When it comes to our photos, it’s no surprise that we are more on the serious side of things; we do of course laugh and joke at home, but we are also very cuddly and quiet, we’re not the ‘piggybacking’ or ‘picking up’ type of couple, so these prompts/poses wouldn’t make sense for our love story. We know this and don’t stray too far (with a few exceptions, we’ll follow prompts when requested but they never end up being our favourites).

4. Hands, hands, hands.

The biggest practical tip I have for couples session is to think about your hands. They can convey SO much, both good and bad. Always keep your hands on each other (never let them just hang), and always keep them moving. If you photographer want you to hug each other, do so, but move your hands up and down each other’s backs, up your arms, grab their wrists, their shoulders, their neck, their face (the face hold to me is the most beautiful pose, I specifically tell Dan I want him to do this, because it might not come naturally…also, little secret, it covers my double chin!); this works for both playful and serious images. If your hands are still, be sure to apply slight pressure so that they don’t look too ‘picture perfect’ (aka kinda fake). If you have a piece of clothing that requires holding, do so, and also running your hands in your hair is a good way to keep hands engaged. Basically, keep ’em busy! Movement in general is important, so even if your photographer tells you a pose, try to ‘move through it’, vs holding it still.

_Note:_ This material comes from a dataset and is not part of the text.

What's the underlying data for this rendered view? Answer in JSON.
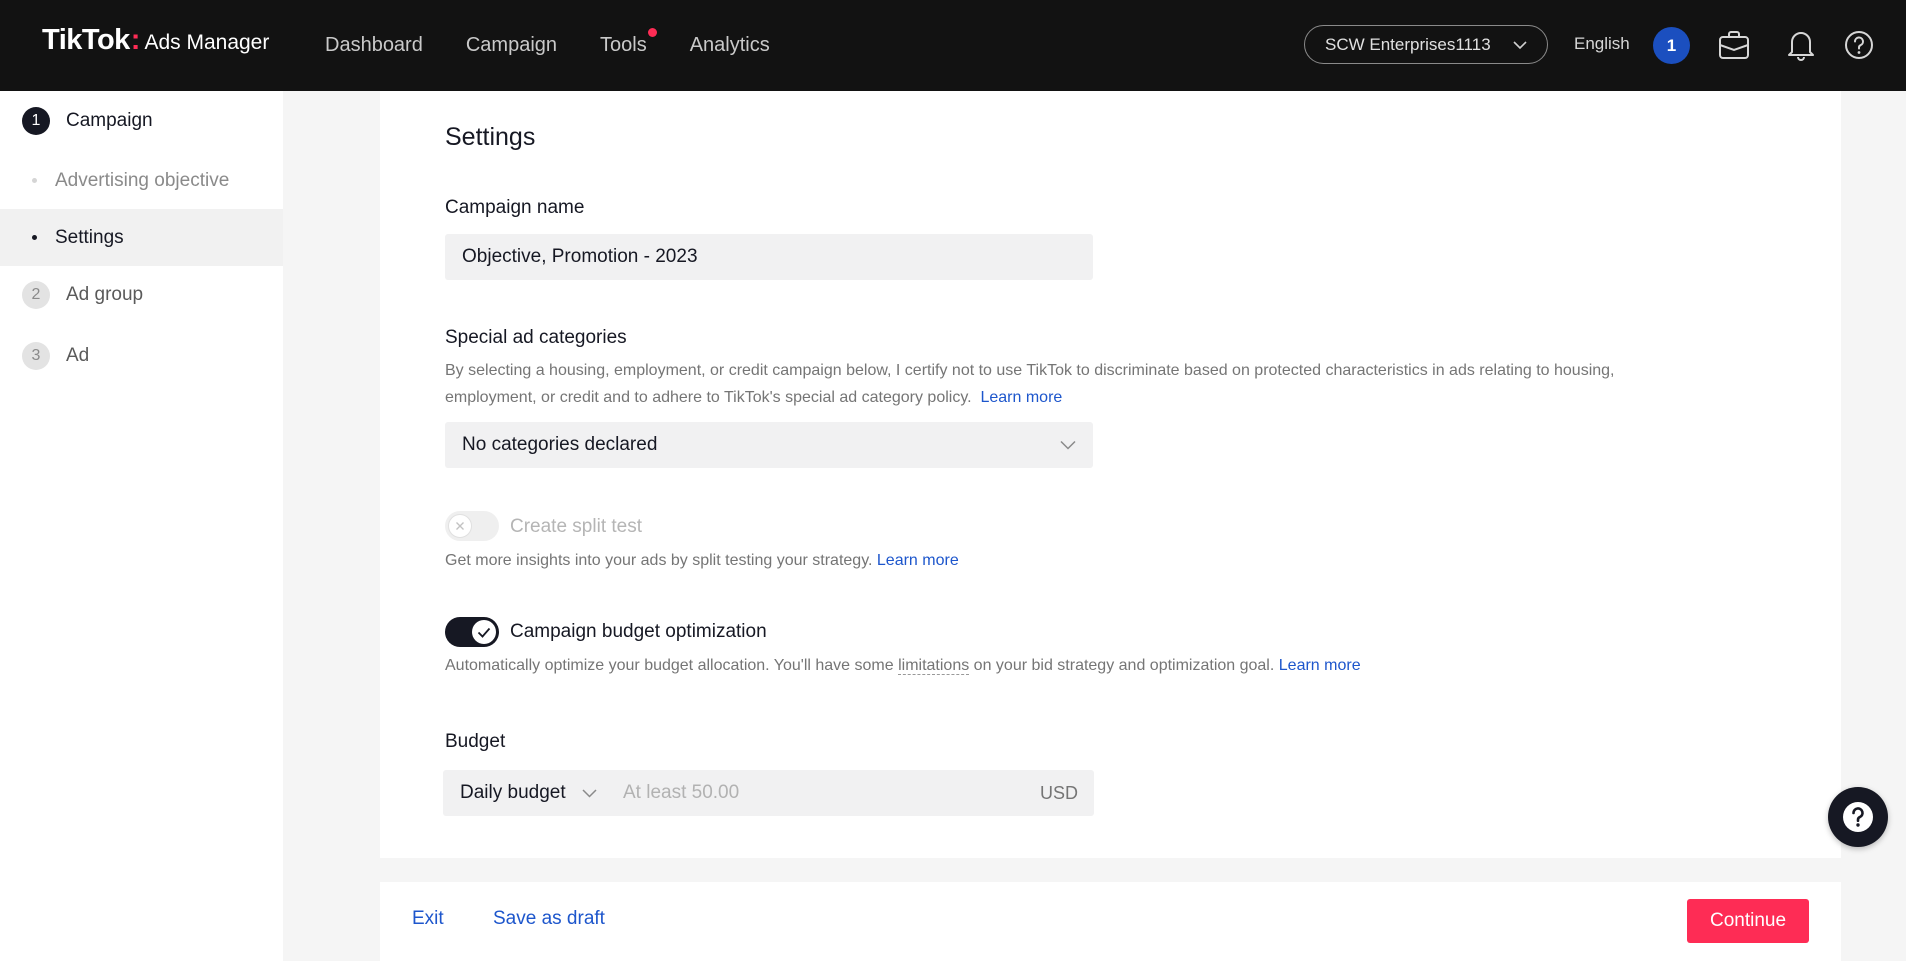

5. Eyes open, eyes closed.

It can be hard to stare at your partner for a couple hours; I’m not great at eye contact, to be totally honest, so my trick over the years has always been to get super close and keep my eyes shut; this works especially well if you want an intimate, romantic look. Or close your eyes and laugh/smile, it can convey either contentment or look like you’re talking about something hilarious! Looking down is also an easy trick and shows off beautiful lashes!

6. Practice at home.

This may sound absolutely ridiculous but if you are unsure about how to pose or how it’s going to feel to pose with your partner, practice at home before your session! Look at images online, and try to replicate them in. mirror or just to see how they ‘feel’. So many poses are dependent on height/size difference between you and your partner, arm length, flexibility, and a million other little factors. Plus, some will naturally feel more comfortable than others! Your photographer of course will help you with some ideas but knowing what will work and having a few in your back pocket is a good idea too! Especially if you’re working with someone who you know may not ‘pose’ you much, but you don’t want to just stand there.

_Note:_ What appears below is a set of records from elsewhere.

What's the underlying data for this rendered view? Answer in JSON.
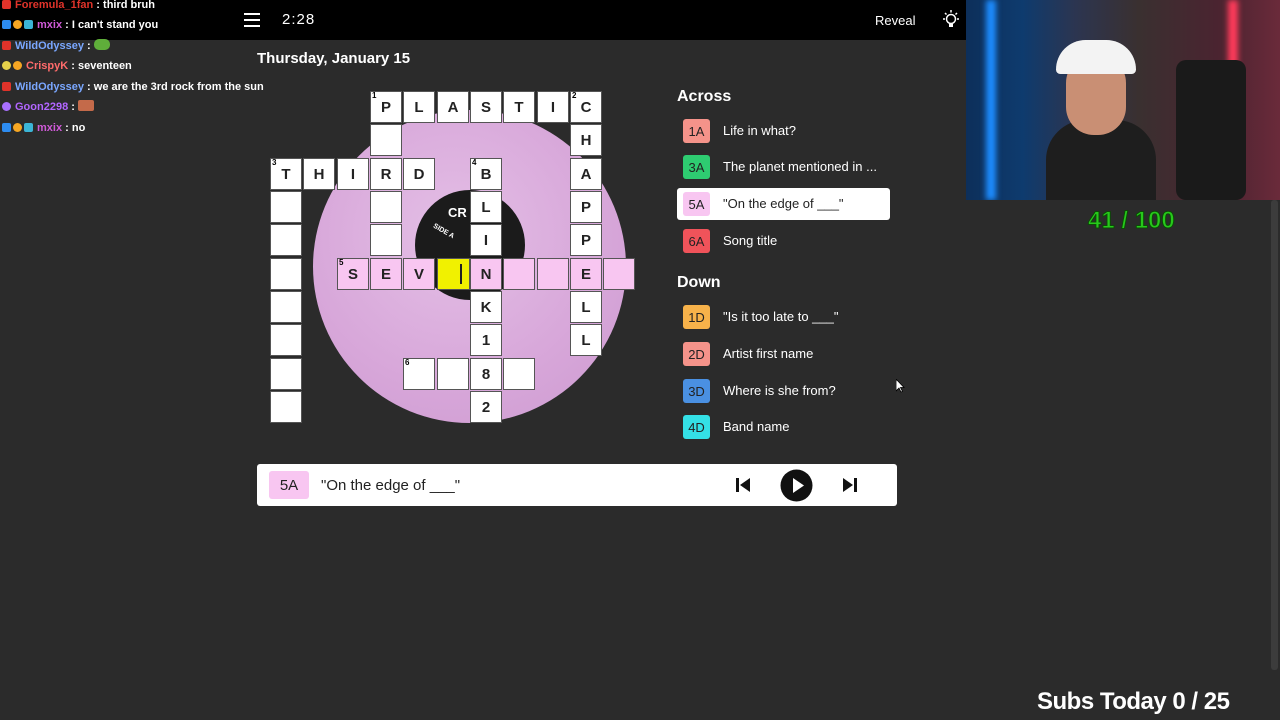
{
  "header": {
    "timer": "2:28",
    "reveal_label": "Reveal",
    "date": "Thursday, January 15"
  },
  "chat": [
    {
      "user": "Foremula_1fan",
      "text": "third bruh",
      "color": "#e0332a"
    },
    {
      "user": "mxix",
      "text": "I can't stand you",
      "color": "#d05ad8"
    },
    {
      "user": "WildOdyssey",
      "text": "",
      "color": "#7aa7ff"
    },
    {
      "user": "CrispyK",
      "text": "seventeen",
      "color": "#ff6b6b"
    },
    {
      "user": "WildOdyssey",
      "text": "we are the 3rd rock from the sun",
      "color": "#7aa7ff"
    },
    {
      "user": "Goon2298",
      "text": "",
      "color": "#b266ff"
    },
    {
      "user": "mxix",
      "text": "no",
      "color": "#d05ad8"
    }
  ],
  "record_label": {
    "top": "CR",
    "side": "SIDE A"
  },
  "grid": {
    "r0": [
      "P",
      "L",
      "A",
      "S",
      "T",
      "I",
      "C"
    ],
    "r1": [
      "",
      "H"
    ],
    "r2": [
      "T",
      "H",
      "I",
      "R",
      "D",
      "B",
      "A"
    ],
    "r3": [
      "",
      "",
      "L",
      "P"
    ],
    "r4": [
      "",
      "",
      "I",
      "P"
    ],
    "r5": [
      "",
      "S",
      "E",
      "V",
      "",
      "",
      "N",
      "",
      "",
      "E",
      ""
    ],
    "r6": [
      "",
      "K",
      "L"
    ],
    "r7": [
      "",
      "1",
      "L"
    ],
    "r8": [
      "",
      "",
      "",
      "8",
      ""
    ],
    "r9": [
      "",
      "2"
    ],
    "nums": {
      "n1": "1",
      "n2": "2",
      "n3": "3",
      "n4": "4",
      "n5": "5",
      "n6": "6"
    }
  },
  "clues": {
    "across_heading": "Across",
    "down_heading": "Down",
    "across": [
      {
        "num": "1A",
        "text": "Life in what?",
        "color": "#f5938a"
      },
      {
        "num": "3A",
        "text": "The planet mentioned in ...",
        "color": "#2ecc71"
      },
      {
        "num": "5A",
        "text": "\"On the edge of ___\"",
        "color": "#f8c6f1"
      },
      {
        "num": "6A",
        "text": "Song title",
        "color": "#f0535a"
      }
    ],
    "down": [
      {
        "num": "1D",
        "text": "\"Is it too late to ___\"",
        "color": "#f7b24a"
      },
      {
        "num": "2D",
        "text": "Artist first name",
        "color": "#f5938a"
      },
      {
        "num": "3D",
        "text": "Where is she from?",
        "color": "#4a90e2"
      },
      {
        "num": "4D",
        "text": "Band name",
        "color": "#34e0e6"
      }
    ]
  },
  "player": {
    "badge": "5A",
    "text": "\"On the edge of ___\""
  },
  "overlay": {
    "score": "41 / 100",
    "subs": "Subs Today  0 / 25"
  }
}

I make Dan practice posing in the kitchen all the time; sometimes it doesn’t feel natural and doesn’t work, sometimes it does, but I love trying new things with him (poor guy also has to do this so that I have ideas for my own clients). Going back to hands, the placement is key and knowing how to do different ‘holds’ will give you more variety, so I’m always making him wrap me up in different ways, lol.

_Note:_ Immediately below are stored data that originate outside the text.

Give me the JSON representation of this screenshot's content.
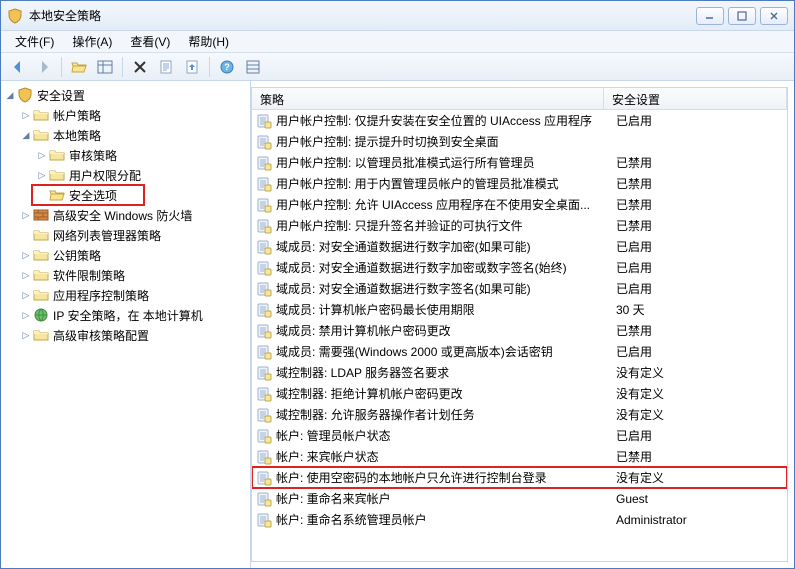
{
  "window": {
    "title": "本地安全策略"
  },
  "menus": [
    {
      "label": "文件(F)"
    },
    {
      "label": "操作(A)"
    },
    {
      "label": "查看(V)"
    },
    {
      "label": "帮助(H)"
    }
  ],
  "tree": {
    "root": {
      "label": "安全设置",
      "expanded": true
    },
    "items": [
      {
        "label": "帐户策略",
        "indent": 1,
        "exp": "▷",
        "icon": "folder"
      },
      {
        "label": "本地策略",
        "indent": 1,
        "exp": "◢",
        "icon": "folder"
      },
      {
        "label": "审核策略",
        "indent": 2,
        "exp": "▷",
        "icon": "folder"
      },
      {
        "label": "用户权限分配",
        "indent": 2,
        "exp": "▷",
        "icon": "folder"
      },
      {
        "label": "安全选项",
        "indent": 2,
        "exp": "",
        "icon": "folder-open",
        "highlight": true
      },
      {
        "label": "高级安全 Windows 防火墙",
        "indent": 1,
        "exp": "▷",
        "icon": "firewall"
      },
      {
        "label": "网络列表管理器策略",
        "indent": 1,
        "exp": "",
        "icon": "folder"
      },
      {
        "label": "公钥策略",
        "indent": 1,
        "exp": "▷",
        "icon": "folder"
      },
      {
        "label": "软件限制策略",
        "indent": 1,
        "exp": "▷",
        "icon": "folder"
      },
      {
        "label": "应用程序控制策略",
        "indent": 1,
        "exp": "▷",
        "icon": "folder"
      },
      {
        "label": "IP 安全策略，在 本地计算机",
        "indent": 1,
        "exp": "▷",
        "icon": "ip"
      },
      {
        "label": "高级审核策略配置",
        "indent": 1,
        "exp": "▷",
        "icon": "folder"
      }
    ]
  },
  "columns": {
    "policy": "策略",
    "setting": "安全设置"
  },
  "rows": [
    {
      "p": "用户帐户控制: 仅提升安装在安全位置的 UIAccess 应用程序",
      "s": "已启用"
    },
    {
      "p": "用户帐户控制: 提示提升时切换到安全桌面",
      "s": ""
    },
    {
      "p": "用户帐户控制: 以管理员批准模式运行所有管理员",
      "s": "已禁用"
    },
    {
      "p": "用户帐户控制: 用于内置管理员帐户的管理员批准模式",
      "s": "已禁用"
    },
    {
      "p": "用户帐户控制: 允许 UIAccess 应用程序在不使用安全桌面...",
      "s": "已禁用"
    },
    {
      "p": "用户帐户控制: 只提升签名并验证的可执行文件",
      "s": "已禁用"
    },
    {
      "p": "域成员: 对安全通道数据进行数字加密(如果可能)",
      "s": "已启用"
    },
    {
      "p": "域成员: 对安全通道数据进行数字加密或数字签名(始终)",
      "s": "已启用"
    },
    {
      "p": "域成员: 对安全通道数据进行数字签名(如果可能)",
      "s": "已启用"
    },
    {
      "p": "域成员: 计算机帐户密码最长使用期限",
      "s": "30 天"
    },
    {
      "p": "域成员: 禁用计算机帐户密码更改",
      "s": "已禁用"
    },
    {
      "p": "域成员: 需要强(Windows 2000 或更高版本)会话密钥",
      "s": "已启用"
    },
    {
      "p": "域控制器: LDAP 服务器签名要求",
      "s": "没有定义"
    },
    {
      "p": "域控制器: 拒绝计算机帐户密码更改",
      "s": "没有定义"
    },
    {
      "p": "域控制器: 允许服务器操作者计划任务",
      "s": "没有定义"
    },
    {
      "p": "帐户: 管理员帐户状态",
      "s": "已启用"
    },
    {
      "p": "帐户: 来宾帐户状态",
      "s": "已禁用"
    },
    {
      "p": "帐户: 使用空密码的本地帐户只允许进行控制台登录",
      "s": "没有定义",
      "hl": true
    },
    {
      "p": "帐户: 重命名来宾帐户",
      "s": "Guest"
    },
    {
      "p": "帐户: 重命名系统管理员帐户",
      "s": "Administrator"
    }
  ]
}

Hands, all sorts of hands.

7. Trust your photographer, trust each other.

I know it’s hard to do: nerves and outfits and weather and wanting everything to be perfect can sometimes get in the way, but the truth is these images are about capturing a tangible documentation of your feelings for each other at this specific moment in time, and in the end that is all that matters. Choosing a location that will mean something to you (or at least pleases your aesthetic), dressing in a way that won’t distract you, spending time together before and after the session (even having a drink if need be), these will all help to create a good experience, but in the end it all boils down to trusting your photographer, and trusting each other to be in the moment.

I hope that helps you rock your next couple’s session!